Any wiki page (item) change is commited as changeset containing one file representing that particular page in backend repository. If we want to retrieve that page (item) history, we have to traverse changelog to find changesets containing that item. This is rather very expensive operation! In such item-centric aproach it wolud be much easier and more efficient to iterate on item's filelog.
Filelog is a place, where all file modifications are tracked. Each entry in the filelog contains enough information to reconstruct one revision of the file that is being tracked. Filelogs are stored as files in the .hg/store/data directory. A filelog contains two kinds of information: revision data, and an index to help Mercurial to find a revision efficiently.
While at this point everything is pretty straightforward and easy to implement, there is some serious problem to overcome. Storage API defines two types of item changes which may trigger new revision creation:
- data change
- metadata change
It not necessary at this point to know how exactly metadata store is implemented in mercurial backend. Item metadata is not stored within data (for various reasons, but mainly becasue item data may not be text).

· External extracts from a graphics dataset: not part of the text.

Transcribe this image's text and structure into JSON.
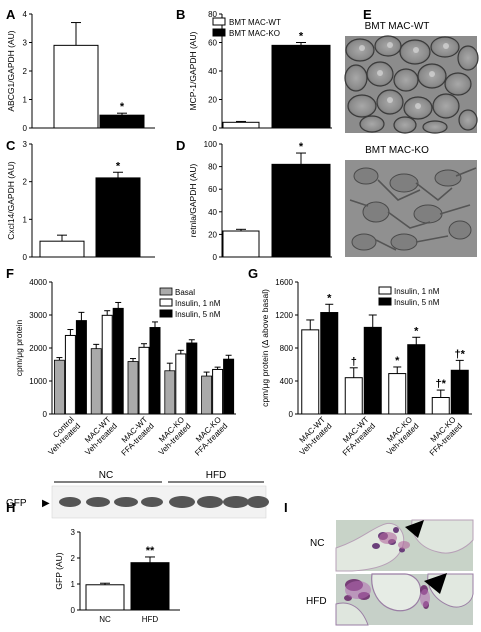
{
  "panels": {
    "A": {
      "letter": "A"
    },
    "B": {
      "letter": "B"
    },
    "C": {
      "letter": "C"
    },
    "D": {
      "letter": "D"
    },
    "E": {
      "letter": "E",
      "top_label": "BMT MAC-WT",
      "bottom_label": "BMT MAC-KO"
    },
    "F": {
      "letter": "F"
    },
    "G": {
      "letter": "G"
    },
    "H": {
      "letter": "H",
      "blot_label": "GFP",
      "group1": "NC",
      "group2": "HFD"
    },
    "I": {
      "letter": "I",
      "top_label": "NC",
      "bottom_label": "HFD"
    }
  },
  "colors": {
    "black": "#000000",
    "white": "#ffffff",
    "gray": "#aaaaaa"
  },
  "chart_data": [
    {
      "id": "A",
      "type": "bar",
      "ylabel": "ABCG1/GAPDH (AU)",
      "ylim": [
        0,
        4
      ],
      "yticks": [
        "0",
        "1",
        "2",
        "3",
        "4"
      ],
      "series": [
        {
          "name": "BMT MAC-WT",
          "values": [
            2.9
          ],
          "err": [
            0.8
          ]
        },
        {
          "name": "BMT MAC-KO",
          "values": [
            0.45
          ],
          "err": [
            0.07
          ]
        }
      ],
      "annotations": [
        "*"
      ]
    },
    {
      "id": "B",
      "type": "bar",
      "ylabel": "MCP-1/GAPDH (AU)",
      "ylim": [
        0,
        80
      ],
      "yticks": [
        "0",
        "20",
        "40",
        "60",
        "80"
      ],
      "legend": [
        "BMT MAC-WT",
        "BMT MAC-KO"
      ],
      "series": [
        {
          "name": "BMT MAC-WT",
          "values": [
            4
          ],
          "err": [
            0.6
          ]
        },
        {
          "name": "BMT MAC-KO",
          "values": [
            58
          ],
          "err": [
            2
          ]
        }
      ],
      "annotations": [
        "*"
      ]
    },
    {
      "id": "C",
      "type": "bar",
      "ylabel": "Cxcl14/GAPDH (AU)",
      "ylim": [
        0,
        3
      ],
      "yticks": [
        "0",
        "1",
        "2",
        "3"
      ],
      "series": [
        {
          "name": "BMT MAC-WT",
          "values": [
            0.42
          ],
          "err": [
            0.16
          ]
        },
        {
          "name": "BMT MAC-KO",
          "values": [
            2.1
          ],
          "err": [
            0.15
          ]
        }
      ],
      "annotations": [
        "*"
      ]
    },
    {
      "id": "D",
      "type": "bar",
      "ylabel": "retnla/GAPDH (AU)",
      "ylim": [
        0,
        100
      ],
      "yticks": [
        "0",
        "20",
        "40",
        "60",
        "80",
        "100"
      ],
      "series": [
        {
          "name": "BMT MAC-WT",
          "values": [
            23
          ],
          "err": [
            1.5
          ]
        },
        {
          "name": "BMT MAC-KO",
          "values": [
            82
          ],
          "err": [
            10
          ]
        }
      ],
      "annotations": [
        "*"
      ]
    },
    {
      "id": "F",
      "type": "bar",
      "ylabel": "cpm/μg protein",
      "ylim": [
        0,
        4000
      ],
      "yticks": [
        "0",
        "1000",
        "2000",
        "3000",
        "4000"
      ],
      "categories": [
        "Control Veh-treated",
        "MAC-WT Veh-treated",
        "MAC-WT FFA-treated",
        "MAC-KO Veh-treated",
        "MAC-KO FFA-treated"
      ],
      "category_lines": [
        [
          "Control",
          "Veh-treated"
        ],
        [
          "MAC-WT",
          "Veh-treated"
        ],
        [
          "MAC-WT",
          "FFA-treated"
        ],
        [
          "MAC-KO",
          "Veh-treated"
        ],
        [
          "MAC-KO",
          "FFA-treated"
        ]
      ],
      "legend": [
        "Basal",
        "Insulin, 1 nM",
        "Insulin, 5 nM"
      ],
      "series": [
        {
          "name": "Basal",
          "values": [
            1630,
            1980,
            1590,
            1310,
            1150
          ],
          "err": [
            80,
            130,
            90,
            230,
            120
          ]
        },
        {
          "name": "Insulin, 1 nM",
          "values": [
            2380,
            2990,
            2020,
            1820,
            1350
          ],
          "err": [
            180,
            140,
            110,
            110,
            70
          ]
        },
        {
          "name": "Insulin, 5 nM",
          "values": [
            2830,
            3200,
            2620,
            2150,
            1660
          ],
          "err": [
            250,
            180,
            170,
            100,
            120
          ]
        }
      ]
    },
    {
      "id": "G",
      "type": "bar",
      "ylabel": "cpm/μg protein (Δ above basal)",
      "ylim": [
        0,
        1600
      ],
      "yticks": [
        "0",
        "400",
        "800",
        "1200",
        "1600"
      ],
      "categories": [
        "MAC-WT Veh-treated",
        "MAC-WT FFA-treated",
        "MAC-KO Veh-treated",
        "MAC-KO FFA-treated"
      ],
      "category_lines": [
        [
          "MAC-WT",
          "Veh-treated"
        ],
        [
          "MAC-WT",
          "FFA-treated"
        ],
        [
          "MAC-KO",
          "Veh-treated"
        ],
        [
          "MAC-KO",
          "FFA-treated"
        ]
      ],
      "legend": [
        "Insulin, 1 nM",
        "Insulin, 5 nM"
      ],
      "series": [
        {
          "name": "Insulin, 1 nM",
          "values": [
            1020,
            440,
            490,
            200
          ],
          "err": [
            120,
            120,
            80,
            90
          ],
          "marks": [
            "",
            "†",
            "*",
            "†*"
          ]
        },
        {
          "name": "Insulin, 5 nM",
          "values": [
            1230,
            1050,
            840,
            530
          ],
          "err": [
            100,
            150,
            90,
            120
          ],
          "marks": [
            "*",
            "",
            "*",
            "†*"
          ]
        }
      ]
    },
    {
      "id": "H",
      "type": "bar",
      "ylabel": "GFP (AU)",
      "ylim": [
        0,
        3
      ],
      "yticks": [
        "0",
        "1",
        "2",
        "3"
      ],
      "categories": [
        "NC",
        "HFD"
      ],
      "series": [
        {
          "name": "GFP",
          "values": [
            0.97,
            1.82
          ],
          "err": [
            0.06,
            0.22
          ]
        }
      ],
      "annotations": [
        "**"
      ]
    }
  ]
}
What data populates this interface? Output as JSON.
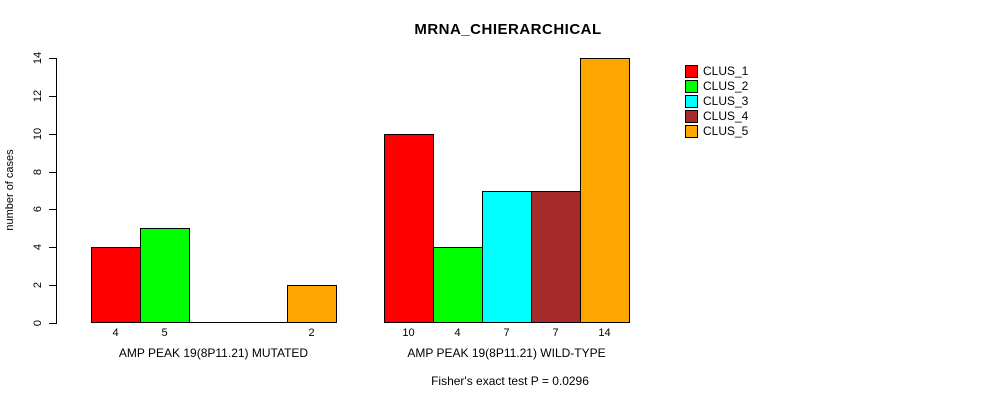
{
  "title": "MRNA_CHIERARCHICAL",
  "chart_data": {
    "type": "bar",
    "title": "MRNA_CHIERARCHICAL",
    "xlabel": "",
    "ylabel": "number of cases",
    "ylim": [
      0,
      14
    ],
    "yticks": [
      0,
      2,
      4,
      6,
      8,
      10,
      12,
      14
    ],
    "grid": false,
    "legend_position": "top-right",
    "legend_entries": [
      "CLUS_1",
      "CLUS_2",
      "CLUS_3",
      "CLUS_4",
      "CLUS_5"
    ],
    "colors": [
      "#ff0000",
      "#00ff00",
      "#00ffff",
      "#a52a2a",
      "#ffa500"
    ],
    "bar_border_color": "#000000",
    "groups": [
      {
        "label": "AMP PEAK 19(8P11.21) MUTATED",
        "values": [
          4,
          5,
          0,
          0,
          2
        ],
        "value_labels": [
          "4",
          "5",
          "",
          "",
          "2"
        ]
      },
      {
        "label": "AMP PEAK 19(8P11.21) WILD-TYPE",
        "values": [
          10,
          4,
          7,
          7,
          14
        ],
        "value_labels": [
          "10",
          "4",
          "7",
          "7",
          "14"
        ]
      }
    ],
    "annotation": "Fisher's exact test P = 0.0296"
  }
}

If the data changed, mercurial will politely insert new entry to item's filelog on commit. And later we can retrive that entry along with previous revisions of that item. If the metadata changed and there is no data change in pending revision - we're boned. Mercurial doesn't allow commits with no data change. Even if we try to force such commit (force=True in commit params) all we get is entry in changelog. Filelog isn't touched at all. Therefore we can't rely on filelog as valid source of wiki item versions information.
Of course, one may say solution is to patch mercurial. In fact patch is written and is quite small but won't get into official hg release. And if it is not official, it violates one of design goals: Compatible with wide-spread (stable, vanilla) version of mercurial.
Idea fail.
Filelog and metadata
Trying to find solution for revision metadata store I came up against this post about revlog metadata in mercurial. It turns out that mercurial provides a mechanism for storing file metadata in filelog entries, and strips that metadata information when extracting data to wokring directory. Currently the only metadata stored there is used for rename marking.

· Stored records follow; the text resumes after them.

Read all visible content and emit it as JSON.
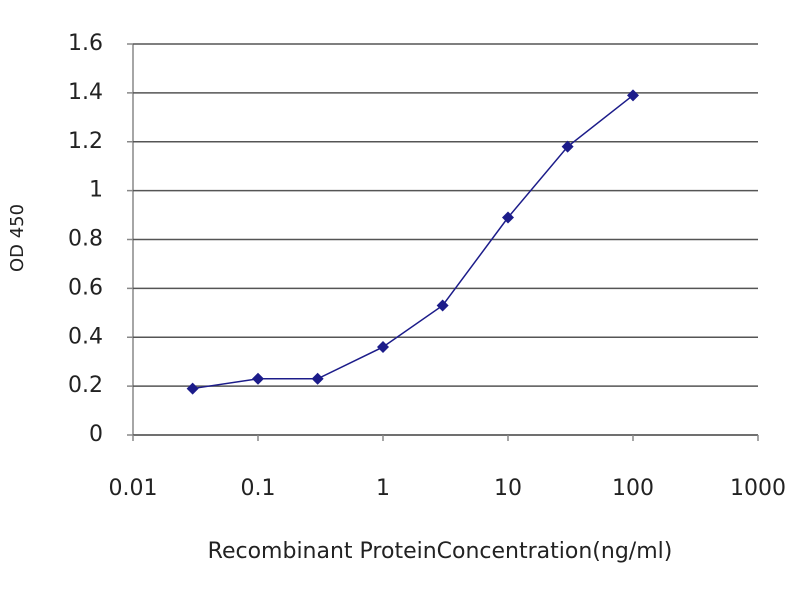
{
  "chart_data": {
    "type": "line",
    "x": [
      0.03,
      0.1,
      0.3,
      1,
      3,
      10,
      30,
      100
    ],
    "series": [
      {
        "color": "#1c1c8a",
        "values": [
          0.19,
          0.23,
          0.23,
          0.36,
          0.53,
          0.89,
          1.18,
          1.39
        ]
      }
    ],
    "xlabel": "Recombinant ProteinConcentration(ng/ml)",
    "ylabel": "OD 450",
    "xscale": "log",
    "xlim": [
      0.01,
      1000
    ],
    "xticks": [
      0.01,
      0.1,
      1,
      10,
      100,
      1000
    ],
    "ylim": [
      0,
      1.6
    ],
    "yticks": [
      0,
      0.2,
      0.4,
      0.6,
      0.8,
      1,
      1.2,
      1.4,
      1.6
    ],
    "grid": true
  }
}
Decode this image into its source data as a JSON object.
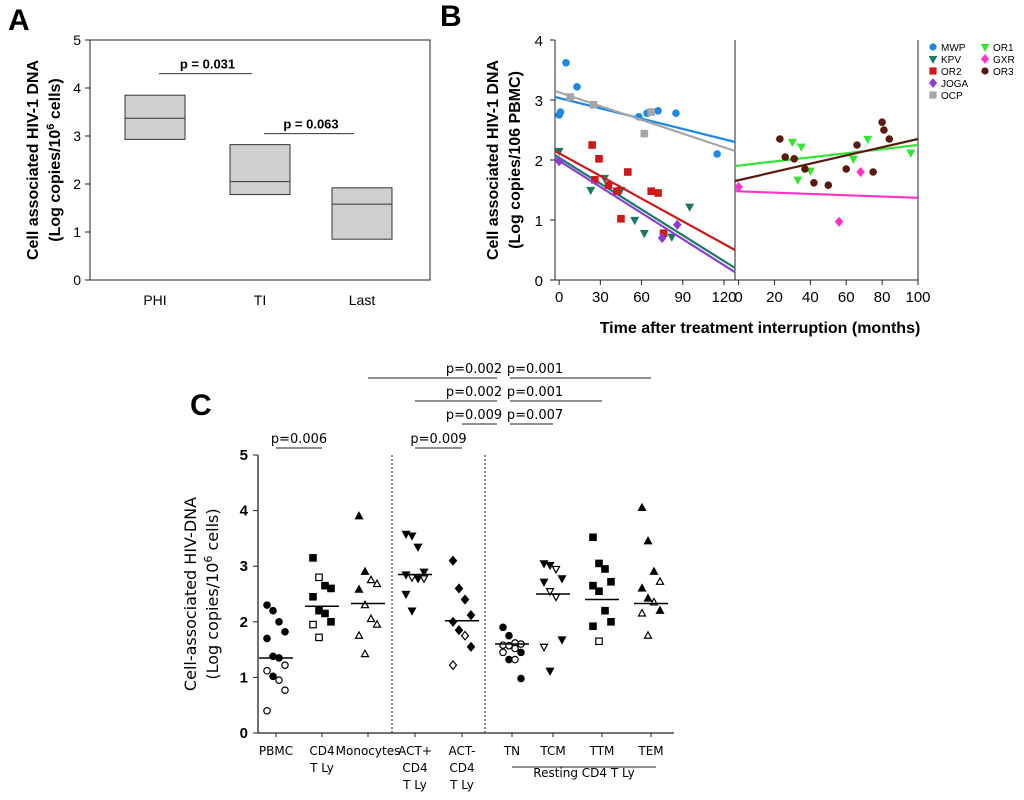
{
  "panels": {
    "a": "A",
    "b": "B",
    "c": "C"
  },
  "chart_data": [
    {
      "panel": "A",
      "type": "box",
      "ylabel_line1": "Cell associated HIV-1 DNA",
      "ylabel_line2": "(Log copies/10",
      "ylabel_sup": "6",
      "ylabel_end": " cells)",
      "ylim": [
        0,
        5
      ],
      "yticks": [
        "0",
        "1",
        "2",
        "3",
        "4",
        "5"
      ],
      "categories": [
        "PHI",
        "TI",
        "Last"
      ],
      "boxes": [
        {
          "category": "PHI",
          "low": 2.93,
          "median": 3.37,
          "high": 3.85
        },
        {
          "category": "TI",
          "low": 1.78,
          "median": 2.05,
          "high": 2.82
        },
        {
          "category": "Last",
          "low": 0.85,
          "median": 1.58,
          "high": 1.92
        }
      ],
      "annotations": [
        {
          "text": "p = 0.031",
          "from": "PHI",
          "to": "TI",
          "y": 4.3
        },
        {
          "text": "p = 0.063",
          "from": "TI",
          "to": "Last",
          "y": 3.05
        }
      ]
    },
    {
      "panel": "B",
      "type": "scatter",
      "ylabel_line1": "Cell associated HIV-1 DNA",
      "ylabel_line2": "(Log copies/106 PBMC)",
      "xlabel": "Time after treatment interruption (months)",
      "ylim": [
        0,
        4
      ],
      "yticks": [
        "0",
        "1",
        "2",
        "3",
        "4"
      ],
      "left_xticks": [
        "0",
        "30",
        "60",
        "90",
        "120"
      ],
      "right_xticks": [
        "0",
        "20",
        "40",
        "60",
        "80",
        "100"
      ],
      "left_xlim": [
        -3,
        128
      ],
      "right_xlim": [
        -2,
        100
      ],
      "legend": [
        {
          "name": "MWP",
          "color": "#1e88e5",
          "marker": "circle"
        },
        {
          "name": "KPV",
          "color": "#1a7a66",
          "marker": "triangle-down"
        },
        {
          "name": "OR2",
          "color": "#cc1a1a",
          "marker": "square"
        },
        {
          "name": "JOGA",
          "color": "#8a3fd1",
          "marker": "diamond"
        },
        {
          "name": "OCP",
          "color": "#a6a6a6",
          "marker": "square"
        },
        {
          "name": "OR1",
          "color": "#33e633",
          "marker": "triangle-down"
        },
        {
          "name": "GXR",
          "color": "#ff33cc",
          "marker": "diamond"
        },
        {
          "name": "OR3",
          "color": "#5a1a0d",
          "marker": "circle"
        }
      ],
      "left_series": [
        {
          "name": "MWP",
          "points": [
            [
              0,
              2.75
            ],
            [
              1,
              2.8
            ],
            [
              5,
              3.62
            ],
            [
              13,
              3.22
            ],
            [
              58,
              2.72
            ],
            [
              64,
              2.78
            ],
            [
              72,
              2.82
            ],
            [
              85,
              2.78
            ],
            [
              115,
              2.1
            ]
          ],
          "fit": [
            3.05,
            2.3
          ]
        },
        {
          "name": "KPV",
          "points": [
            [
              0,
              2.15
            ],
            [
              23,
              1.5
            ],
            [
              33,
              1.7
            ],
            [
              45,
              1.5
            ],
            [
              55,
              1.0
            ],
            [
              62,
              0.78
            ],
            [
              82,
              0.72
            ],
            [
              95,
              1.22
            ]
          ],
          "fit": [
            2.08,
            0.2
          ]
        },
        {
          "name": "OR2",
          "points": [
            [
              24,
              2.25
            ],
            [
              26,
              1.67
            ],
            [
              29,
              2.02
            ],
            [
              36,
              1.58
            ],
            [
              42,
              1.48
            ],
            [
              45,
              1.02
            ],
            [
              50,
              1.8
            ],
            [
              67,
              1.48
            ],
            [
              72,
              1.45
            ],
            [
              76,
              0.78
            ]
          ],
          "fit": [
            2.15,
            0.5
          ]
        },
        {
          "name": "JOGA",
          "points": [
            [
              0,
              1.98
            ],
            [
              75,
              0.7
            ],
            [
              86,
              0.92
            ]
          ],
          "fit": [
            2.03,
            0.13
          ]
        },
        {
          "name": "OCP",
          "points": [
            [
              8,
              3.05
            ],
            [
              25,
              2.92
            ],
            [
              62,
              2.44
            ],
            [
              67,
              2.8
            ]
          ],
          "fit": [
            3.15,
            2.15
          ]
        }
      ],
      "right_series": [
        {
          "name": "OR1",
          "points": [
            [
              30,
              2.3
            ],
            [
              33,
              1.67
            ],
            [
              35,
              2.22
            ],
            [
              40,
              1.82
            ],
            [
              64,
              2.02
            ],
            [
              72,
              2.35
            ],
            [
              96,
              2.12
            ]
          ],
          "fit": [
            1.9,
            2.25
          ]
        },
        {
          "name": "GXR",
          "points": [
            [
              0,
              1.55
            ],
            [
              56,
              0.97
            ],
            [
              68,
              1.8
            ]
          ],
          "fit": [
            1.48,
            1.37
          ]
        },
        {
          "name": "OR3",
          "points": [
            [
              23,
              2.35
            ],
            [
              26,
              2.05
            ],
            [
              31,
              2.02
            ],
            [
              37,
              1.85
            ],
            [
              42,
              1.62
            ],
            [
              50,
              1.58
            ],
            [
              60,
              1.85
            ],
            [
              66,
              2.25
            ],
            [
              75,
              1.8
            ],
            [
              80,
              2.63
            ],
            [
              81,
              2.5
            ],
            [
              84,
              2.35
            ]
          ],
          "fit": [
            1.65,
            2.35
          ]
        }
      ]
    },
    {
      "panel": "C",
      "type": "scatter",
      "ylabel_line1": "Cell-associated HIV-DNA",
      "ylabel_line2": "(Log copies/10",
      "ylabel_sup": "6",
      "ylabel_end": " cells)",
      "ylim": [
        0,
        5
      ],
      "yticks": [
        "0",
        "1",
        "2",
        "3",
        "4",
        "5"
      ],
      "categories": [
        {
          "lines": [
            "PBMC"
          ]
        },
        {
          "lines": [
            "CD4",
            "T Ly"
          ]
        },
        {
          "lines": [
            "Monocytes"
          ],
          "small": true
        },
        {
          "lines": [
            "ACT+",
            "CD4",
            "T  Ly"
          ]
        },
        {
          "lines": [
            "ACT-",
            "CD4",
            "T  Ly"
          ]
        },
        {
          "lines": [
            "TN"
          ]
        },
        {
          "lines": [
            "TCM"
          ]
        },
        {
          "lines": [
            "TTM"
          ]
        },
        {
          "lines": [
            "TEM"
          ]
        }
      ],
      "group_label": "Resting CD4 T Ly",
      "series": [
        {
          "category": "PBMC",
          "marker": "circle",
          "median": 1.35,
          "filled": [
            2.3,
            2.2,
            2.0,
            1.82,
            1.7,
            1.38,
            1.35,
            1.02
          ],
          "open": [
            1.22,
            1.12,
            0.95,
            0.77,
            0.4
          ]
        },
        {
          "category": "CD4 T Ly",
          "marker": "square",
          "median": 2.28,
          "filled": [
            3.15,
            2.65,
            2.6,
            2.45,
            2.2,
            2.15,
            2.0
          ],
          "open": [
            2.8,
            1.95,
            1.72
          ]
        },
        {
          "category": "Monocytes",
          "marker": "triangle-up",
          "median": 2.33,
          "filled": [
            3.9,
            2.9,
            2.58
          ],
          "open": [
            2.75,
            2.68,
            2.3,
            2.05,
            1.95,
            1.75,
            1.42
          ]
        },
        {
          "category": "ACT+ CD4 T Ly",
          "marker": "triangle-down",
          "median": 2.85,
          "filled": [
            3.58,
            3.55,
            3.35,
            2.9,
            2.85,
            2.78,
            2.5,
            2.2
          ],
          "open": [
            2.8,
            2.78
          ]
        },
        {
          "category": "ACT- CD4 T Ly",
          "marker": "diamond",
          "median": 2.02,
          "filled": [
            3.1,
            2.6,
            2.4,
            2.12,
            2.0,
            1.85,
            1.55
          ],
          "open": [
            1.75,
            1.22
          ]
        },
        {
          "category": "TN",
          "marker": "circle",
          "median": 1.6,
          "filled": [
            1.9,
            1.75,
            1.45,
            1.32,
            0.98
          ],
          "open": [
            1.62,
            1.6,
            1.58,
            1.57,
            1.52,
            1.45,
            1.32
          ]
        },
        {
          "category": "TCM",
          "marker": "triangle-down",
          "median": 2.5,
          "filled": [
            3.05,
            3.02,
            2.78,
            2.72,
            1.68,
            1.12
          ],
          "open": [
            2.95,
            2.55,
            2.45,
            1.55
          ]
        },
        {
          "category": "TTM",
          "marker": "square",
          "median": 2.4,
          "filled": [
            3.52,
            3.05,
            2.95,
            2.72,
            2.65,
            2.55,
            2.2,
            2.0,
            1.92
          ],
          "open": [
            1.65
          ]
        },
        {
          "category": "TEM",
          "marker": "triangle-up",
          "median": 2.33,
          "filled": [
            4.05,
            3.45,
            2.9,
            2.6,
            2.42,
            2.2
          ],
          "open": [
            2.72,
            2.35,
            2.15,
            1.75
          ]
        }
      ],
      "comparisons": [
        {
          "label": "p=0.006",
          "from": "PBMC",
          "to": "CD4 T Ly"
        },
        {
          "label": "p=0.009",
          "from": "ACT+ CD4 T Ly",
          "to": "ACT- CD4 T Ly"
        },
        {
          "label": "p=0.002",
          "from": "ACT- CD4 T Ly",
          "to": "TN",
          "tier": 3
        },
        {
          "label": "p=0.002",
          "from": "ACT- CD4 T Ly",
          "to": "TN",
          "tier": 2
        },
        {
          "label": "p=0.009",
          "from": "ACT- CD4 T Ly",
          "to": "TN",
          "tier": 1
        },
        {
          "label": "p=0.001",
          "from": "TN",
          "to": "TEM",
          "tier": 3
        },
        {
          "label": "p=0.001",
          "from": "TN",
          "to": "TTM",
          "tier": 2
        },
        {
          "label": "p=0.007",
          "from": "TN",
          "to": "TCM",
          "tier": 1
        }
      ]
    }
  ]
}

One can get this information using: filelog._readmeta(self, node). That's right, there is no _writemeta available. This metadata can be written only from commit method body. There is no way to pass own set of params. What's more interesting - even if no data is changed but meta is set, new entry in filelog is created on commit. How sweet would it be to define own metadata!
Some time ago I prepared this patch for writing metadata. Might be sligthly inaccurate now, nevertheless shows the idea. Once again, it violates one of design goals: Compatible with wide-spread (stable, vanilla) version of mercurial.
Idea fail.
Memory commits
Memory commits is the feature used by convert extension. It allows doing mercurial commits based on data stored in memory, rather than from file in working copy. Seems it may give some boost:
- code no longer has to deal with file locking in working copy
- there are less I/O operations (no working copy)
- no data doubling (in .hg and working copy)
On the other side size of commited file is limited to available system memory. While we gain less I/O operations, we lose get_revision(-1) optimization. Basically get_revision(-1) gets last revision of item - data for this revision can be found in working directory without extracting it from .hg. I assume this is rather important speedup.
Finally, mercurial merge operation relies on working copy so memory commits are no-go.